United States v. Stanley (aka The Civil Rights Cases)
109 U.S. 3 (1883)

  • Stanley, and a number of other African-Americans sued in a number of different cases, claiming racial discrimination in private businesses.
    • They sued theaters, hotels, and transit companies that had refused them admittance or excluded them from “whites only” facilities.
    • Stanley et. al. claimed that the discrimination was unconstitutional based on the Civil Rights Act of 1875, and the Equal Protection Clause.
      • “…all persons within the jurisdiction of the United States shall be entitled to the full and equal enjoyment of the accommodations, advantages, facilities, and privileges of inns, public conveyances on land or water, theaters, and other places of public amusement; subject only to the conditions and limitations established by law, and applicable alike to citizens of every race and color, regardless of any previous condition of servitude.”
  • The US Supreme Court consolidated all the cases (into what is now known as The Civil Rights Cases), and held the Civil Rights Act of 1875 to be unconstitutional.
    • The US Supreme Court found that the 14th Amendment did not give Congress the power to regulate private acts by private citizens or businesses. Based on the wording of the 14th Amendment, it is only applicable to actions taken by governmental agencies.

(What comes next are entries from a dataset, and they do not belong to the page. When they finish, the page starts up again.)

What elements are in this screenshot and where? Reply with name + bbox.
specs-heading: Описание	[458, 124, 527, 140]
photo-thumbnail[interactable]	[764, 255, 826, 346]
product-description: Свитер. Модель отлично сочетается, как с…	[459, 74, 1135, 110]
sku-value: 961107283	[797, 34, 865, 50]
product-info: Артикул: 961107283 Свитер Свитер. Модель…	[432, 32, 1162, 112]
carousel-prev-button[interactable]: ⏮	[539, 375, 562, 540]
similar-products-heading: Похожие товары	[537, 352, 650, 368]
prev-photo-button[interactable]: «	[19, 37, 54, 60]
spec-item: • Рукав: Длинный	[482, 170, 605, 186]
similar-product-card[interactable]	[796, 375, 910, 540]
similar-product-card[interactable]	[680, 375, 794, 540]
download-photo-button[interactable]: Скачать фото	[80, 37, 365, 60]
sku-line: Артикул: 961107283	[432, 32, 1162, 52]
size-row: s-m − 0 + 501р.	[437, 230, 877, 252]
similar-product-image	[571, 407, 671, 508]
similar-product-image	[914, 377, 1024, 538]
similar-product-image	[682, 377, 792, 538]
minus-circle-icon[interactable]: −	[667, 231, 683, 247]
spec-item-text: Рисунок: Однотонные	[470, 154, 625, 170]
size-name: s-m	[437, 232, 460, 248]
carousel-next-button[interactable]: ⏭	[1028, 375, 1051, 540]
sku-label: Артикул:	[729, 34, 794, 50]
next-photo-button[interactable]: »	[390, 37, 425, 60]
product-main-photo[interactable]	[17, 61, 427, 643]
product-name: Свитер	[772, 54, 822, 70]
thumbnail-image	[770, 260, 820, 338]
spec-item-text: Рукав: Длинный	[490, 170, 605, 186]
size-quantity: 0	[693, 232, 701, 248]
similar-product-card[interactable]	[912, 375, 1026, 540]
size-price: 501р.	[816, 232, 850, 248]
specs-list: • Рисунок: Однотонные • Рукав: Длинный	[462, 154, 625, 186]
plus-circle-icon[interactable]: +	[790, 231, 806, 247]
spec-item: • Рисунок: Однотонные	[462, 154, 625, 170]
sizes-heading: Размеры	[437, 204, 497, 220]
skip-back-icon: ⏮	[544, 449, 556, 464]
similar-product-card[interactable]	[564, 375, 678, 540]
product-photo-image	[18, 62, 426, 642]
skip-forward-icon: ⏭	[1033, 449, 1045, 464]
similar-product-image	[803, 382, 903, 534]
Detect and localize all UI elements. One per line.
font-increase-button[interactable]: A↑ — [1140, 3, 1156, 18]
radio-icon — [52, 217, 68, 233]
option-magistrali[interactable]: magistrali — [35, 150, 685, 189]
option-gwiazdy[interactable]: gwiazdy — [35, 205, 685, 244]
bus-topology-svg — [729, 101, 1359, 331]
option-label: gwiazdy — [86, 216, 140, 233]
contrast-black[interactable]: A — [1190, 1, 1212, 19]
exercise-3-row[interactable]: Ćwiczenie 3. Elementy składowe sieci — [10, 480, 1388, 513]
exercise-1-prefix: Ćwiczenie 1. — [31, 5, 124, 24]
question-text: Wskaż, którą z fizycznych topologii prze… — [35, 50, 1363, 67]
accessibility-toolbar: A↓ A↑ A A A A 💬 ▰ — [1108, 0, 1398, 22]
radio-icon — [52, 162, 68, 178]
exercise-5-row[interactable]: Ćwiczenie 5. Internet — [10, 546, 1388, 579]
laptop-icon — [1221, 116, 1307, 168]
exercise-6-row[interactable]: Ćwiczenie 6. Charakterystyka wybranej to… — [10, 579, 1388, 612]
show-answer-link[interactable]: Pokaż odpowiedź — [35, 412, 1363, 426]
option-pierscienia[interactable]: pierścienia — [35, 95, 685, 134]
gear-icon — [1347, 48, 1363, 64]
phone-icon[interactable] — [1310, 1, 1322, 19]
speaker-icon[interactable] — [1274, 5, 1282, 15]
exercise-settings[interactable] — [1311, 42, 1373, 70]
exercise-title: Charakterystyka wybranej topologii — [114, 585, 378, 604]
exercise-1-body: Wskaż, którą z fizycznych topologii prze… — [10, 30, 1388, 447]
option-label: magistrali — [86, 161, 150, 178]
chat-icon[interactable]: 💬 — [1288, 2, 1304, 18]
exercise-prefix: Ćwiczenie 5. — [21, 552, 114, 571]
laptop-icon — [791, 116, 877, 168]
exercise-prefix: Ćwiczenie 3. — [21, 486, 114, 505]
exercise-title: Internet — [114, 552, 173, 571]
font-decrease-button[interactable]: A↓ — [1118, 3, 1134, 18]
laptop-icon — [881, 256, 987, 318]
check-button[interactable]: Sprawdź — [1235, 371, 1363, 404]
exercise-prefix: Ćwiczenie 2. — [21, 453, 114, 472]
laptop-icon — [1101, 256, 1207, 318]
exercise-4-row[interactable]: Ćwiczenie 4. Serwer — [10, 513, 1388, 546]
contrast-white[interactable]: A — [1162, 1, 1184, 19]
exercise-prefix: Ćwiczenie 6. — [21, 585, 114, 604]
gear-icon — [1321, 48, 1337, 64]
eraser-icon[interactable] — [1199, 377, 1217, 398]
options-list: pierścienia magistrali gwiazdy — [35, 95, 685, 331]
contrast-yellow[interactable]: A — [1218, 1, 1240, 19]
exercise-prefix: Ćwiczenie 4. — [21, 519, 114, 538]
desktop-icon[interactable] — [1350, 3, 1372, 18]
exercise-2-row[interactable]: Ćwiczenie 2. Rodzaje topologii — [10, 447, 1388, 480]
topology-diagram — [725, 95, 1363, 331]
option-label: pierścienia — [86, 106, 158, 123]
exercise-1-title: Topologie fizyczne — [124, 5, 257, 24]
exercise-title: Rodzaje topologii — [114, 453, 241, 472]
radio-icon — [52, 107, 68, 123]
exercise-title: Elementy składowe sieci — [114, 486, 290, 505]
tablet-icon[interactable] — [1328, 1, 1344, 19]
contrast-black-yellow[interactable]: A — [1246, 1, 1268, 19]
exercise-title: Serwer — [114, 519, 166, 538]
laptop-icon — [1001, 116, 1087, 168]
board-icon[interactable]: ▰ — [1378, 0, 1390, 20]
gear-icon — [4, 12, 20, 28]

      • The Court did note that the 13th Amendment’s prohibition against slavery did prohibit private citizens from owning slaves, but they felt that it was unreasonable to force private citizens and businesses to stop discriminating against people they didn’t like.
  • The concept that the Constitution only applies to the government is known as the State Action Doctrine.
    • There are generally two exceptions to the State Action Doctrine:
      • The Public Functions Exception, which says that a private entity must comply with the Constitution if it is performing a task that has been traditionally, exclusively, done by the government.
        • See Marsh v. Alabama (326 U.S. 501 (1946)).
      • The Entanglement Exception, which says that private conduct must comply with the Constitution if the government has authorized, encouraged, or facilitated the unconstitutional conduct.
  • Much later, the Court also found that the Federal government could regulate the behavior or private citizens and businesses, if they do it under the Interstate Commerce Clause. (Civil Rights Act of 1964).
    • See Heart of Atlanta Motel Inc. v. United States (379 U.S. 241 (1964)).
    • The basic difference is that the 14th Amendment is only applicable to the government, not to private persons. The Interstate Commerce Clause is applicable to the actions of private persons.
      • So, the take home message is that the same basic law can be constitutional or not, depending on which part of the Constitution is used as a basis for the law’s authority.